Catalytic methods for the synthesis of novel non-natural amino acids
The synthesis of novel ncAA and their derivatives refers to three different target areas according to the specific objectives of their implementation into the target proteins, i.e. (i) fluorinated ncAAs, (ii) ncAAs with alkene moieties for metathesis methodologies, and (iii) photoactive or spectroscopic-tagged ncAAs. The latter will include the synthesis of ncAAs carrying reporter groups for IR spectroscopy such as a nitrile in cyano-Trp or an azide functionality in azido-Ala derivatives.
Fluorinated ncAA will be synthesized to generate fluorinated peptide antibiotics (“teflibiotics”). Their remarkable pharmacologic properties make fluorinated substrates particularly interesting in view of probing the ribosomal (RPS) and non-ribosomal peptide synthesys (NRPS) (E4-1) for generation of peptides with potentially enhanced bioactivity or enhanced pharmacological properties. Hence, novel catalytic routes to fluorinated building blocks will be developed.

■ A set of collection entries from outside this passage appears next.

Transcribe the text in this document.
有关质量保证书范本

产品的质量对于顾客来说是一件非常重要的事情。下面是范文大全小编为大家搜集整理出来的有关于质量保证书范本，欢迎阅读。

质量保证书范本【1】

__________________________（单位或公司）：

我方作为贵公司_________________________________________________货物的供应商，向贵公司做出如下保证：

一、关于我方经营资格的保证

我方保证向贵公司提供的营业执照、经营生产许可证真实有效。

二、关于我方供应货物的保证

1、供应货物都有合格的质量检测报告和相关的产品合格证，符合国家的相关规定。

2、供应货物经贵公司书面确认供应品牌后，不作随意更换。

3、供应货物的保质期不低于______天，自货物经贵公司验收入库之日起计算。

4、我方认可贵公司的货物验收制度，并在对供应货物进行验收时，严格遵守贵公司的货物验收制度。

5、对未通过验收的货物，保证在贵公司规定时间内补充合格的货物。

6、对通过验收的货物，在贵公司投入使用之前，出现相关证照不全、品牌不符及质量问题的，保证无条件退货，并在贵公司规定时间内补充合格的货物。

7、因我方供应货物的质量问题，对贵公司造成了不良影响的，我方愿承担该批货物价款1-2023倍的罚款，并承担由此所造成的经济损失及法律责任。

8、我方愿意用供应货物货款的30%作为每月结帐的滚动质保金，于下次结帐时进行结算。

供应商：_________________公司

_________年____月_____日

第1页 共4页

For various ncAAs, orthogonal tRNA synthetase pairs have to be constructed for site-specific incorporation of the amino acid into the target protein. This task will be carried out in the research projects of E4. It is well documented that natural and orthogonal aminoacyl-tRNA synthetases display a wide substrate tolerance (i.e. substrate promiscuity) in activating structurally similar (analogs, surrogates) classes of amino acids. To expand the substrate tolerance sets of those each structurally and chemically non-related amino acids will be synthesized and exploited for guided evolution.